Integration of polynomial.

[paulmdrdo]

1. ∫(x²-4x+4)^4/3
2. ∫(1+1/3x)^1/2dx/x²

this is what i do for number 1.

∫(x²-2)^8/3

now i'm stuck.

please help!

 

[Prove It]

1. ∫(x²-4x+4)^4/3
2. ∫(1+1/3x)^1/2dx/x²
3. ∫(3+s)^1/2(s+1)²ds

this is what i do for number 1.

∫(x²-2)^8/3

now i'm stuck.

please help!

That's a good start, but notice that \(\displaystyle \displaystyle \begin{align*} x^2 - 4x + 4 = \left( x - 2 \right) ^2 \end{align*}\), not \(\displaystyle \displaystyle \begin{align*} \left( x^2 - 2 \right) ^2 \end{align*}\), so...

\(\displaystyle \displaystyle \begin{align*} \int{ \left( x^2 - 4x + 4 \right) ^{\frac{4}{3}}\,dx} &= \int{ \left[ \left( x - 2 \right) ^2 \right] ^{\frac{4}{3}} \, dx} \\ &= \int{ \left( x - 2 \right) ^{\frac{8}{3}} \, dx} \end{align*}\)

Now let \(\displaystyle \displaystyle \begin{align*} u = x - 2 \implies du = dx \end{align*}\) and the integral becomes \(\displaystyle \displaystyle \begin{align*} \int{ u^{\frac{8}{3}}\,du} \end{align*}\). I'm sure you can go from here.


What have you tried with the other questions?

 

[soroban]

Hello, paulmdrdo!

[tex]\displaystyle [2]\;\;\int \left(1+\frac{1}{3x}\right)^{\frac{1}{2}}\,\frac{dx}{x^2}[/tex]

[tex]\text{Let }\,u \:=\:1 + \frac{1}{3x} \:=\:1 + \frac{1}{3}x^{-1}[/tex]

[tex]\text{Then: }\,du \:=\:-\frac{1}{3}x^{-2}dx \quad\Rightarrow\quad \frac{dx}{x^2} \:=\:-3\,du[/tex]
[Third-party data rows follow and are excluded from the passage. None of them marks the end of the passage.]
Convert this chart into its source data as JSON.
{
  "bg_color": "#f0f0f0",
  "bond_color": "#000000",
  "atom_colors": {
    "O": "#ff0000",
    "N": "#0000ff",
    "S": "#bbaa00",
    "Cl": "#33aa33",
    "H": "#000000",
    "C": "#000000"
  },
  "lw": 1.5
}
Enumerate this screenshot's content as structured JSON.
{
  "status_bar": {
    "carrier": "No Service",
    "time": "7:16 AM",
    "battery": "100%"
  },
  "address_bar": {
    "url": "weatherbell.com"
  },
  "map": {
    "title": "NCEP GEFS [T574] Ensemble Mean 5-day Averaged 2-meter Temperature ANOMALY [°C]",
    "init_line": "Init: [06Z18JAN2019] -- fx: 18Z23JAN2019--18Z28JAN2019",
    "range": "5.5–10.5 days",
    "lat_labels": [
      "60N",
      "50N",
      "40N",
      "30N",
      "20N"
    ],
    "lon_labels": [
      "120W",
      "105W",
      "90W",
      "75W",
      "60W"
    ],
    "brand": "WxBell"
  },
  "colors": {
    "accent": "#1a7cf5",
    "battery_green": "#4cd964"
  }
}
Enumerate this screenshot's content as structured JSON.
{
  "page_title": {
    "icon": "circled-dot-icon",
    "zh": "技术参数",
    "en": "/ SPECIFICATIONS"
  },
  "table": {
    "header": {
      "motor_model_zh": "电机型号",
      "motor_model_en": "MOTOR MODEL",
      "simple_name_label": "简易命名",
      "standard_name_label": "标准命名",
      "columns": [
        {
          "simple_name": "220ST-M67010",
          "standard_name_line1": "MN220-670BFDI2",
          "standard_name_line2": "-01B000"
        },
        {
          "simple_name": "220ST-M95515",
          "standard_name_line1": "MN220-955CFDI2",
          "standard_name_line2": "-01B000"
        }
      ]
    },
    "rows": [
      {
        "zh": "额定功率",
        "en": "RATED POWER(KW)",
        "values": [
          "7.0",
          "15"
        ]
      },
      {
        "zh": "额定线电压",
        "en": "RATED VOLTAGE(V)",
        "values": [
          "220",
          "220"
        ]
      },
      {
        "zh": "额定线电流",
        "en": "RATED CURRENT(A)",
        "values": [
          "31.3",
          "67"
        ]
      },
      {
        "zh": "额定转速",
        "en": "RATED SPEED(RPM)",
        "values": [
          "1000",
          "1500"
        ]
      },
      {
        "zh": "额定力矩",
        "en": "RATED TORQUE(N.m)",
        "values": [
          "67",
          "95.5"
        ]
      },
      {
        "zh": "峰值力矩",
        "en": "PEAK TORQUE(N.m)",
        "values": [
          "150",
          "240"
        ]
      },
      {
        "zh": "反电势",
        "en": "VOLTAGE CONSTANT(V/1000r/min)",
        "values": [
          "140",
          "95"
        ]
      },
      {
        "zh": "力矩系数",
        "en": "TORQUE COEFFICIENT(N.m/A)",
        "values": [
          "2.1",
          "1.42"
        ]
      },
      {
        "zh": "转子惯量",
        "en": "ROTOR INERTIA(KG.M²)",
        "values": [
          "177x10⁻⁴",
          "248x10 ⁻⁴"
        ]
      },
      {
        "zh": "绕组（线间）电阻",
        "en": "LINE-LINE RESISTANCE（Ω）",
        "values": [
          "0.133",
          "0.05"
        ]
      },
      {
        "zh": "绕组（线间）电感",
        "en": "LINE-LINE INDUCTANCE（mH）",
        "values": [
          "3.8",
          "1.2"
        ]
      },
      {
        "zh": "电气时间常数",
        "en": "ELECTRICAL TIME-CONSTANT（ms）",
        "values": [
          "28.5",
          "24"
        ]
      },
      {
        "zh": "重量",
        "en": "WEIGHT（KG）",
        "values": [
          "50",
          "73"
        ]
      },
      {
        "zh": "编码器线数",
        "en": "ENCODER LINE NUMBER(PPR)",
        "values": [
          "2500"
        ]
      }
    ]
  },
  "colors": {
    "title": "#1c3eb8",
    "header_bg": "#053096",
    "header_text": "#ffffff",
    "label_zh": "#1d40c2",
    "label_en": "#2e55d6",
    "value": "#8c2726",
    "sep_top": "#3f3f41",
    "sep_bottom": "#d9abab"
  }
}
[tex]\text{Substitute: }\:\int u^{\frac{1}{2}}(-3\,du) \;=\;-3\int u^{\frac{1}{2}}\,du [/tex]

. . . . . . . [tex]=\;-3\cdot\tfrac{2}{3}u^{\frac{3}{2}} + C \;=\;-2u^{\frac{3}{2}} + C[/tex]

[tex]\text{Back-substitute: }\:-2\left(1 + \frac{1}{3x}\right)^{\frac{3}{2}} + C[/tex]